Радостную весть, что ты находишься в Африке, узнала я случайно и спешу сообщить тебе, возлюбленный супруг, величайший муж и владыка мира, что я благополучно родила сына, зачатого от тебя в Александрии, и жажду увидеться с тобой и показать тебе младенца! Помнишь часы, проведенные в моих объятиях? Я отдала тебе всё, что имела, а ты сказал: «Когда стану римским царем, ты будешь римской царицею». А сын? Конечно, он унаследует от тебя корону и власть над Римом. Напиши о своем здоровье. А мы с сыном поручаем тебя покровительству богов и умоляем их о даровании тебе славы, побед и могущества».
Цезарь был растроган.
— Клеопатра, — шепнул он, — о, если бы я был простым человеком, а ты простой женщиной!
На привале он написал краткую эпистолу, припечатал перстнем-печатью Помпея и велел эфиопу мчаться в Александрию.

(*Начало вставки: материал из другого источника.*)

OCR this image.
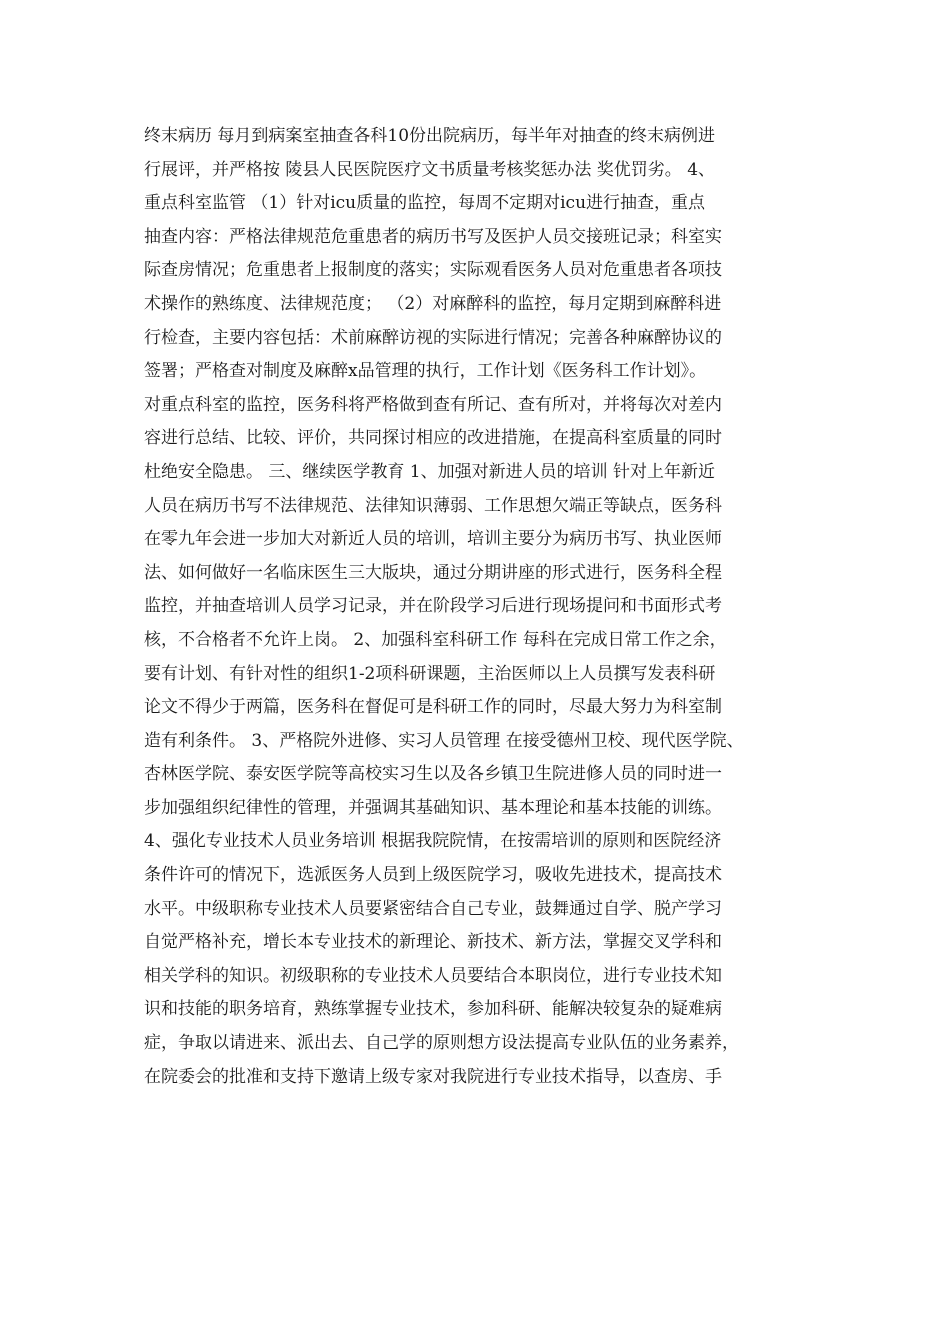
终末病历 每月到病案室抽查各科10份出院病历，每半年对抽查的终末病例进
行展评，并严格按 陵县人民医院医疗文书质量考核奖惩办法 奖优罚劣。 4、
重点科室监管 （1）针对icu质量的监控，每周不定期对icu进行抽查，重点
抽查内容：严格法律规范危重患者的病历书写及医护人员交接班记录；科室实
际查房情况；危重患者上报制度的落实；实际观看医务人员对危重患者各项技
术操作的熟练度、法律规范度； （2）对麻醉科的监控，每月定期到麻醉科进
行检查，主要内容包括：术前麻醉访视的实际进行情况；完善各种麻醉协议的
签署；严格查对制度及麻醉x品管理的执行，工作计划《医务科工作计划》。
对重点科室的监控，医务科将严格做到查有所记、查有所对，并将每次对差内
容进行总结、比较、评价，共同探讨相应的改进措施，在提高科室质量的同时
杜绝安全隐患。 三、继续医学教育 1、加强对新进人员的培训 针对上年新近
人员在病历书写不法律规范、法律知识薄弱、工作思想欠端正等缺点，医务科
在零九年会进一步加大对新近人员的培训，培训主要分为病历书写、执业医师
法、如何做好一名临床医生三大版块，通过分期讲座的形式进行，医务科全程
监控，并抽查培训人员学习记录，并在阶段学习后进行现场提问和书面形式考
核，不合格者不允许上岗。 2、加强科室科研工作 每科在完成日常工作之余，
要有计划、有针对性的组织1-2项科研课题，主治医师以上人员撰写发表科研
论文不得少于两篇，医务科在督促可是科研工作的同时，尽最大努力为科室制
造有利条件。 3、严格院外进修、实习人员管理 在接受德州卫校、现代医学院、
杏林医学院、泰安医学院等高校实习生以及各乡镇卫生院进修人员的同时进一
步加强组织纪律性的管理，并强调其基础知识、基本理论和基本技能的训练。
4、强化专业技术人员业务培训 根据我院院情，在按需培训的原则和医院经济
条件许可的情况下，选派医务人员到上级医院学习，吸收先进技术，提高技术
水平。中级职称专业技术人员要紧密结合自己专业，鼓舞通过自学、脱产学习
自觉严格补充，增长本专业技术的新理论、新技术、新方法，掌握交叉学科和
相关学科的知识。初级职称的专业技术人员要结合本职岗位，进行专业技术知
识和技能的职务培育，熟练掌握专业技术，参加科研、能解决较复杂的疑难病
症，争取以请进来、派出去、自己学的原则想方设法提高专业队伍的业务素养，
在院委会的批准和支持下邀请上级专家对我院进行专业技术指导，以查房、手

Известия об успехах Цезаря следовали одно за другим — смерть Катона, присоединение к Риму восточной части царства Юбы под именем «Новая Африка» (западная часть была отдана Бокху), занятие Утики, преследование остатков помпеянских войск, — всё это вызвало в Риме радость одних и злобу других.
Сторонники Цезаря, расценивая эти победы как укрепление своего могущества, потребовали для него в сенате десятилетнюю диктатуру, цензорское достоинство и право предлагать кандидатов в народные трибуны и эдилы. Аристократы и помпеянцы с ужасом шептались о наступающих временах Суллы.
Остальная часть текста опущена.